Berkley stood up from Maximus’s head, and climbing down heavily to the deck banged his big gauntleted fist down on the planking beside the fore ladderway. “Is your captain down there? We have the deck; you can see your fellows are all ahoo; now say you strike, or I will let you up, and the dragons can start knocking you overboard like ninepins: but I will damned well have an end of it.”

 

 

 

 

 

“I DO NOT WISH IN THE LEAST to diminish your very just sense of accomplishment, Captain,” Hammond said to Laurence, looking out from the promontory at the two transports, flying British colors and supporting at present three and four dragons respectively: the rest being engaged in shepherding anxiously the boats which were ferrying over their recovered kindred, or bringing themselves the sacks of grain and dried salt beef which should sustain them over the six-week journey to the coast of Africa: in a species of justice, perhaps, they would disembark at the ruins of Lunda, that same port which had seen so many of them first pressed into bondage.

 

“Not in the least,” Hammond repeated, in dismal tones.
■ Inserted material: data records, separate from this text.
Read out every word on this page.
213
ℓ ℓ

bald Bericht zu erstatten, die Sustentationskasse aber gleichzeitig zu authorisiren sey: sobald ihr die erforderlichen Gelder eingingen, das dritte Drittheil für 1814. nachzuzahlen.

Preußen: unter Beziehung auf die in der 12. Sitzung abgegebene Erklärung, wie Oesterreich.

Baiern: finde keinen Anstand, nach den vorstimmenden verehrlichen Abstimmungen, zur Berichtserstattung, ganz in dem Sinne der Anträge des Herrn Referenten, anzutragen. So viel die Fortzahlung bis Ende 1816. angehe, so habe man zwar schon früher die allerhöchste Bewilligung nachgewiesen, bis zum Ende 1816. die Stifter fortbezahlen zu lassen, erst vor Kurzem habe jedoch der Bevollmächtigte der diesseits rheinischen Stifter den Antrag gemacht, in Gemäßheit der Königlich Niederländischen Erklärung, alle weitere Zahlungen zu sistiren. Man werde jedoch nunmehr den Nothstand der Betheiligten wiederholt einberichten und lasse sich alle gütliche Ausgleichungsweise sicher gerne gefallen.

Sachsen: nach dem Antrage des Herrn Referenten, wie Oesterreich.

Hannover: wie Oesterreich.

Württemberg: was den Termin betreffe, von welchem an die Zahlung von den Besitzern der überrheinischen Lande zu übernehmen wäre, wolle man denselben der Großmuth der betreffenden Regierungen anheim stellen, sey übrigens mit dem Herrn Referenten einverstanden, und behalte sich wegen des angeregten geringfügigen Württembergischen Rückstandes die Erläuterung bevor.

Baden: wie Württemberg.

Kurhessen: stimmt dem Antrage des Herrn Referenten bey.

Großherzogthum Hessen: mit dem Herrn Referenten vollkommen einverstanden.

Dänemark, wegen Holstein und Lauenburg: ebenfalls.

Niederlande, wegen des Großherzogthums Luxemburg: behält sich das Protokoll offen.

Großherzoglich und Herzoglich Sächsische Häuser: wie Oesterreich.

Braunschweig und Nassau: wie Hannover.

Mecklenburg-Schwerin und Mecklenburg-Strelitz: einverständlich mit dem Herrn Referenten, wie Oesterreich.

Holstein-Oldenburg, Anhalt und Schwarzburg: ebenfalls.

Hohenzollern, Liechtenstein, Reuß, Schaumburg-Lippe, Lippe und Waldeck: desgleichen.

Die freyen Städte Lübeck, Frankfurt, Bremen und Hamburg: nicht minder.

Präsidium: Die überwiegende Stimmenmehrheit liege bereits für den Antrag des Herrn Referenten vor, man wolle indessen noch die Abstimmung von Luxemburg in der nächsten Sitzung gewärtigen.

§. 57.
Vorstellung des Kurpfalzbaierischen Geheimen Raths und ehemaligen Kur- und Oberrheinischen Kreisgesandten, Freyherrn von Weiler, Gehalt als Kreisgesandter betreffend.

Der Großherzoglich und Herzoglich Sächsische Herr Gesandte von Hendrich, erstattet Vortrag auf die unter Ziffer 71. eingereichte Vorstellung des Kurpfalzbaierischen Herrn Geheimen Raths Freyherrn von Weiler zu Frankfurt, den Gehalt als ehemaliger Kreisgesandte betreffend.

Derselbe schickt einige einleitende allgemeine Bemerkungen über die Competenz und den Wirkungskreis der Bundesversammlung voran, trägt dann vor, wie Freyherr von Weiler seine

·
The Potentate could also be glimpsed, at a fair distance but coming in: she would be at anchor before sunset, Laurence judged, and they would begin their own process of provisioning her for the journey back to Portsmouth: one which Hammond certainly could not anticipate with any sense of pleasure.

 

No good would come him from the report which the Portuguese ambassador should make of him: at best, Hammond would figure as an ineffectual nonentity; at worst, as deliberately conniving at Laurence’s insubordinate maneuvering, and the latter was more likely: to do him credit, with the transports acquired, Hammond had devoted his energies to winning over sufficient support at the Portuguese court for the negotiations to see them grudgingly accepted.

 

And Hammond could not rely on any leavening of success to gloss his supposed misdeeds. The Admiralty would make hay of the cutting-out of the transports, but the Foreign Office would not care much for that in the face of the devastating news regarding the Inca, and to hear that yet another great power had aligned itself, willingly, with Bonaparte: to hear that Britain stood now alone.

 

“And whatever am I to do about the beast? It is very well and good to say she is not mine; if she persists in following me, she may as well be mine, and I cannot find that any of the dragons have the least sympathy, or inclination to chase her away,” he added, in some exasperation. Indeed Churki’s attachment showed every sign of tenacity, and Hammond’s attempts to dismiss her were met with the amusement of a parent retrieving a wayward child.

 

“She can’t very well follow you over-sea,” Chenery said.

 

“Can she not?” Hammond said bitterly. “I have already overheard her discussing arrangements with Temeraire: she means to provide so many bullocks, in exchange for her passage; and how is she to be got off the ship once she has landed on it?”

 

“But Laurence,” Temeraire said, when Laurence had at Hammond’s plea spoken with him, “I cannot see any reason why Churki should not come back to England with us: you have said very often that the Admiralty is always quite desperate for new dragons who will fight. She was an officer in the Inca army, you know: no-one could argue she does not know how to go about it, and she has promised she will, if she is given her own crew.”

 

“My dear, she is a subject of an empire which must now be inimical to our own,” Laurence said. “If she aids us, she is a traitor; if she does not, she is our enemy.”

 

“It does not seem to me treasonous,” Temeraire protested. “After all, it is not as though she were going to fight Incan dragons, her friends perhaps; she will be fighting the French, and she says the Sapa Inca marrying does not make Napoleon her Emperor. Anyway,” he added, “I cannot see myself being so dreadfully rude as to shove her off: she is not so big that she will make things uncomfortable, and she is so much older than any of us except Messoria.”